His hotel isn't alone. According to the Ohio Hotel and Lodging Association, 30,000 people in Ohio have been either laid off or furloughed in the hotel industry, which makes up 70 percent of the state's hotel and lodging workforce. The pandemic has led to a $200 million loss in statewide revenue through the end of April, which Patel said couldn't come at a worse time.

"In fact, a lot of hoteliers come out of the winter season struggling, so they really depend on this exact time of year to be their kick off for the summer," he said. "And we're just not able to be there for it."

Hotels owned by NewGen Worldwide have focused on new or improved cleaning practices: After a guest leaves, a specially trained employee uses a fogging machine to disinfect the entire room before the cleaning staff goes over it again, from top to bottom.

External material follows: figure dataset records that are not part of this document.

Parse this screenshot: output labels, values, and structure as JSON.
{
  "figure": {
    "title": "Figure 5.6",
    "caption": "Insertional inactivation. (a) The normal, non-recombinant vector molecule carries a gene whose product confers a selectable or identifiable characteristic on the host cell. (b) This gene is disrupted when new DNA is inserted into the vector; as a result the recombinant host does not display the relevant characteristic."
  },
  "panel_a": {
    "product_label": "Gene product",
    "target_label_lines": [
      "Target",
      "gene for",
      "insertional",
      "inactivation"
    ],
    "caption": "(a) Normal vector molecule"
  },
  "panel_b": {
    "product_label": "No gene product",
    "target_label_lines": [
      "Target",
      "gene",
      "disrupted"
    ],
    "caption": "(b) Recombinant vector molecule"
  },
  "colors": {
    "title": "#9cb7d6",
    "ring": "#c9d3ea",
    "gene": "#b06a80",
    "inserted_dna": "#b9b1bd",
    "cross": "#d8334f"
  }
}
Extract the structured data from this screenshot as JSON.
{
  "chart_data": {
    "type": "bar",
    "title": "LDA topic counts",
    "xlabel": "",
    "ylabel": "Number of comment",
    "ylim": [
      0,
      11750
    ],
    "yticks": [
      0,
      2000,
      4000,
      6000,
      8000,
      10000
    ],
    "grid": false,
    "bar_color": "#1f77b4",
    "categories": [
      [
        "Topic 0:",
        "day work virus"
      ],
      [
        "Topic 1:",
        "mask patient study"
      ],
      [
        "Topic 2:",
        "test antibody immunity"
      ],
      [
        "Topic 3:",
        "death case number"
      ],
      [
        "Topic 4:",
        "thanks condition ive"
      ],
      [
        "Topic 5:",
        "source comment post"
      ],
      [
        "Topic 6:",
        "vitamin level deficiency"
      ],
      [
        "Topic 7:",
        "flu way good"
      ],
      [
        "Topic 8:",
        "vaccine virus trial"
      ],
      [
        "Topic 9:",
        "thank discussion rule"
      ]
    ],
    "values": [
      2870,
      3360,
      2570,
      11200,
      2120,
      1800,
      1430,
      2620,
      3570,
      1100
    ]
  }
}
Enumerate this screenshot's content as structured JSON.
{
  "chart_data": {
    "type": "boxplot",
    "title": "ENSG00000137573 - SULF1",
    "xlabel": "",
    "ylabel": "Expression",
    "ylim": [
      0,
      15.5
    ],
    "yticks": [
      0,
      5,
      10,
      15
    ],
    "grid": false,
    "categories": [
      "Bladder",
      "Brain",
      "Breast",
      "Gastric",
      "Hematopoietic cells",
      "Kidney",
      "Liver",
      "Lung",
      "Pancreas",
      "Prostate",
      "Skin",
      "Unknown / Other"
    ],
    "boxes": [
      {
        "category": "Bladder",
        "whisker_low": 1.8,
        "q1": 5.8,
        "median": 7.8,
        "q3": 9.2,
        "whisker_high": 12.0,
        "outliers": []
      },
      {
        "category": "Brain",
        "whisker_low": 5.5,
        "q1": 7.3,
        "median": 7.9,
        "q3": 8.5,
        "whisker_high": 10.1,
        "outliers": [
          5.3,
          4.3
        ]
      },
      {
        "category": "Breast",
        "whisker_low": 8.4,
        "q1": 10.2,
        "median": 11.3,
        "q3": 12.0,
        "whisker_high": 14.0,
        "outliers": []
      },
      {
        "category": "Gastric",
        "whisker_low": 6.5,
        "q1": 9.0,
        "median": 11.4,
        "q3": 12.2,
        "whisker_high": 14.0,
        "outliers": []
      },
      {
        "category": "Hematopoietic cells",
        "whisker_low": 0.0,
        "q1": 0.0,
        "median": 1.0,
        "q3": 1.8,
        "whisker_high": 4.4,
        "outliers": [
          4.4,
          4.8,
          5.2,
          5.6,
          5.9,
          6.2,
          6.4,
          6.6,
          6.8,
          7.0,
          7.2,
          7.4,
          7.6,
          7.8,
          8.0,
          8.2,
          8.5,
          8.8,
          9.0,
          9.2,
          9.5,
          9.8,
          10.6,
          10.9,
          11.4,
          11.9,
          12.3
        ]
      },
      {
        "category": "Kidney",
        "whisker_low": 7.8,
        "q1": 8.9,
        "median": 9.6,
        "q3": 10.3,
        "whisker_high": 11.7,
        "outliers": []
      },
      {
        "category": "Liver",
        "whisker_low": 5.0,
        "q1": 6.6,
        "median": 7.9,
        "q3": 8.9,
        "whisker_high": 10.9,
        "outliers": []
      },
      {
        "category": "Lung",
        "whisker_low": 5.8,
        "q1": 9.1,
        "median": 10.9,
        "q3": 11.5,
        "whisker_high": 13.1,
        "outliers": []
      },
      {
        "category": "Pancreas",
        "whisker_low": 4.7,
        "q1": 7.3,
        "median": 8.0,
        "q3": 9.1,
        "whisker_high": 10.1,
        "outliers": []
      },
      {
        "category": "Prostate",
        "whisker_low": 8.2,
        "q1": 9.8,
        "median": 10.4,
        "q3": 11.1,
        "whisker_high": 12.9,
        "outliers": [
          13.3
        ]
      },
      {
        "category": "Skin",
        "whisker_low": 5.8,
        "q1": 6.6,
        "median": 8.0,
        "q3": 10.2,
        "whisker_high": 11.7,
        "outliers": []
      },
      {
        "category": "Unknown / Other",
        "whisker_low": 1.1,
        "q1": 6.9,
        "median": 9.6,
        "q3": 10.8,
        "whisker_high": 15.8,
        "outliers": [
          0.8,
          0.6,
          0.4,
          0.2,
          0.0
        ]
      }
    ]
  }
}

The Blu Hotel is also adding sneeze guards and soap and sanitization stations throughout the building.

But Patel said the industry needs extra government assistance to help employees, and to deal with lenders. Most hotels take out commercial real estate loans that don't allow owners to access the new federal emergency relief loans -- or if they do, the loans may come with extra fees as a result.

"We need our legislative body, the people we elected to try to help us at a time like this," said Patel. "Because I think we can only carry ourselves for so long."

The Blu Hotel is at around 50 percent capacity for this Memorial Day weekend, which Patel said will give staff a chance to test out their new cleaning procedures and see how comfortable guests feel in the hotel.